Version Location Description Submitted by Date submitted
O'Reilly learning platform Page Chapter 4, Categorical Features Revisited
First block of code

The UDF defined in the code block returns StringType(), which will raise an error if the unencoded training set is transformed by the VectorAssembler in the pipeline. The UDF should be modified to return IntegerType instead, i.e.
unhot_udf = udf(lambda v: v.toArray().tolist().index(1), IntegerType())

Philipp Spengler  Feb 21, 2024 
Printed Page 44
Building a first model

The book includes possibly redundant code:
train_data = train_data = user_artist_df.join(broadcast(....

train_data = train_data = user_artist_df could be simplified by train_data = user_artist_df.join...

Ben Halicki  Aug 18, 2022 
Printed Page 49
First block of code

The book refers to ‘top_prediction_pandas’ on line 2 – this should be ‘top_predictions_pandas’.

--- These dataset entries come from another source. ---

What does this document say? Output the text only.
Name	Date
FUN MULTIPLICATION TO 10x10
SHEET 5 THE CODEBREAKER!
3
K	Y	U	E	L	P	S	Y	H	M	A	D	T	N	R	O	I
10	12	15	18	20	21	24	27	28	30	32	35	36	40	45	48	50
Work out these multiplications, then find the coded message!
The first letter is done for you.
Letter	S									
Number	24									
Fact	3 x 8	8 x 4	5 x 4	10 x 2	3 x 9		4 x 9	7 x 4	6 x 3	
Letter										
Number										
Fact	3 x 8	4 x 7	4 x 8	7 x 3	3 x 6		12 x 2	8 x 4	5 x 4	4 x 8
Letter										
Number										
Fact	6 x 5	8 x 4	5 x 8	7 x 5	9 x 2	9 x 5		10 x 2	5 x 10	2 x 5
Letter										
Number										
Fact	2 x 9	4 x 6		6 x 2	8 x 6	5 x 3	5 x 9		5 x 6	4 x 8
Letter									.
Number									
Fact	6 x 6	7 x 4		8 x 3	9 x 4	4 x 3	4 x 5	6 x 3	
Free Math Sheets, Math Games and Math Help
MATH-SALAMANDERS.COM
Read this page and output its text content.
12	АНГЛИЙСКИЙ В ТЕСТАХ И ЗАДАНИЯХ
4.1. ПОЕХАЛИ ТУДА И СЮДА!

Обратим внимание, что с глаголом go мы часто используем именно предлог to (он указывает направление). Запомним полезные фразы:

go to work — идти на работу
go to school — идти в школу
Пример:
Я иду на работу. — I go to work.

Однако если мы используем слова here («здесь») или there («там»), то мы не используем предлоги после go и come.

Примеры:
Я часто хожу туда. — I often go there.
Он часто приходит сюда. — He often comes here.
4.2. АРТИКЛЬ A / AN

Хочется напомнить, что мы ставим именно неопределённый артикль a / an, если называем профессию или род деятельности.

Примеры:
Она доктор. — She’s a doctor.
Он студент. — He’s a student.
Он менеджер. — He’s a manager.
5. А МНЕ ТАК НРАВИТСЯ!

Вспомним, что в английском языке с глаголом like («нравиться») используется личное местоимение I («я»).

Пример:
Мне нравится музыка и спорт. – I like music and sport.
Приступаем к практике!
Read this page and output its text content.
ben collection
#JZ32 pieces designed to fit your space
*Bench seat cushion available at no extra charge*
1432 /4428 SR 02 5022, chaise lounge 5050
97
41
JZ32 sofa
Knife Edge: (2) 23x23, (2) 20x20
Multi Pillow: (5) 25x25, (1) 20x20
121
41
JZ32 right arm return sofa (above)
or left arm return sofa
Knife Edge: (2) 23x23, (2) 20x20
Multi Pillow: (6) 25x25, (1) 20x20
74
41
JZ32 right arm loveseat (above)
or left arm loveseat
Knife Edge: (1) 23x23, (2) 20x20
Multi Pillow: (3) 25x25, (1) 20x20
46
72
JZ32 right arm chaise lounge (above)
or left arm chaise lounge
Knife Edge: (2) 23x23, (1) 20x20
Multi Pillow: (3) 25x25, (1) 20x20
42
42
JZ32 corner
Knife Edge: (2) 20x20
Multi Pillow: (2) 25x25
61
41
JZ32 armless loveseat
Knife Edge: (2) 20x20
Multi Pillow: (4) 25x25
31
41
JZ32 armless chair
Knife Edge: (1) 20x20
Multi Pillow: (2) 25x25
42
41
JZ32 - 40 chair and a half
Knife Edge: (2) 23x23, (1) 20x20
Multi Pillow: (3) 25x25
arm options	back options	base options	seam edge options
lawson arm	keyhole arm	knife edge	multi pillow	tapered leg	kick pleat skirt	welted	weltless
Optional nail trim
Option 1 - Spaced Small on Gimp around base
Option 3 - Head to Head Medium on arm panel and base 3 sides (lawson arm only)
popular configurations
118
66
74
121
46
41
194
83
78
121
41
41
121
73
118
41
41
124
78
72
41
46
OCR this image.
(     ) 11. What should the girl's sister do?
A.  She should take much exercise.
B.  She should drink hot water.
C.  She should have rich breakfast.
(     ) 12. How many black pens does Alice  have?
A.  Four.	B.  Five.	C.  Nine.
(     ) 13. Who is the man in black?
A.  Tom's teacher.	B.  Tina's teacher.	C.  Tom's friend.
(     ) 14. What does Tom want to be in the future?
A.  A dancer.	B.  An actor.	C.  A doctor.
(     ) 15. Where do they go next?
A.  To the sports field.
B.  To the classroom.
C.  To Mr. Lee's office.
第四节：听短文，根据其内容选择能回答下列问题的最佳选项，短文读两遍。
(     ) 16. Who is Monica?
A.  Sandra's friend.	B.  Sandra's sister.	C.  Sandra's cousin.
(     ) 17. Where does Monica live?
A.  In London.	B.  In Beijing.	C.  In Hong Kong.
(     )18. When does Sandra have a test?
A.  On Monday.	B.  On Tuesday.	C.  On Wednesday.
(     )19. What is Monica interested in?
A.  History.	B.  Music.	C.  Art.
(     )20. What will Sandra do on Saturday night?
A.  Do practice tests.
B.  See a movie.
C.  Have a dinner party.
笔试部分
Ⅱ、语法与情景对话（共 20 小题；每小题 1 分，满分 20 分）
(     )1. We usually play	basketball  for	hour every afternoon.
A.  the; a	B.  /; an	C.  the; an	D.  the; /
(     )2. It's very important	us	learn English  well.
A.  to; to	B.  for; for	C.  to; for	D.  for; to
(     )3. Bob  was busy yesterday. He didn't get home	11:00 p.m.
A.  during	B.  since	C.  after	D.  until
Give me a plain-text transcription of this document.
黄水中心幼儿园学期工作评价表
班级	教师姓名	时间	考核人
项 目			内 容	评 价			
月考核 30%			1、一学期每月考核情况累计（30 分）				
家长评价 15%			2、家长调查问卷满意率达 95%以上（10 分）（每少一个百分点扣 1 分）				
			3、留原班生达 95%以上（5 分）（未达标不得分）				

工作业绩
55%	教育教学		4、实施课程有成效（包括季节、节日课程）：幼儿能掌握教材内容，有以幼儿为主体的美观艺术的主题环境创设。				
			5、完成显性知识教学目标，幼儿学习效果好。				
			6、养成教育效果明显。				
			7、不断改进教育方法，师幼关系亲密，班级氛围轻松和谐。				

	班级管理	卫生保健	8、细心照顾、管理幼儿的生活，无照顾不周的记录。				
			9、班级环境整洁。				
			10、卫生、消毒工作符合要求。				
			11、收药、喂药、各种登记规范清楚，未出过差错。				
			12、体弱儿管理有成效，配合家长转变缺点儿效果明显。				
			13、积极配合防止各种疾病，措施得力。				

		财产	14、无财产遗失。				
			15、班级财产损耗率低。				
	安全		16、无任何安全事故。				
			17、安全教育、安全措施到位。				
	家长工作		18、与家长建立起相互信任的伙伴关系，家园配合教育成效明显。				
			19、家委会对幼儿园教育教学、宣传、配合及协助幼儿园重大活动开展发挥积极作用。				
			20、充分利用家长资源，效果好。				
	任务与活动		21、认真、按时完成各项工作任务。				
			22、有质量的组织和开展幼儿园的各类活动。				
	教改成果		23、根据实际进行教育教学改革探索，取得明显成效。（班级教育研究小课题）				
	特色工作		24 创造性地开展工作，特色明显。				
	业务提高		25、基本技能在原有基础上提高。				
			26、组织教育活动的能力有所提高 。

Ben Halicki  Aug 18, 2022 
Printed Page 51
Computing AUC

On page 51 (section Computing AUC), it appears some source code has been truncated (indicated by the ... in module def area_under_curve). I have checked the source repository for this code (https://github.com/sryza/aas) so I can see how it is implemented, however, the source code in the repository is in SCALA, not PySpark, so not really helpful. Is there a repository containing the PySpark code for this book?

Ben Halicki  Aug 18, 2022 
PDF Page 51
fourth last line of code

incorrect : all_artist_ids = all_data.select("artist").distinct().count()
correct : all_artist_ids = all_data.select("artist").distinct()

the incorrect version just returns a number, but probably a dataframe of all artist ids was intended

Anonymous  Apr 13, 2023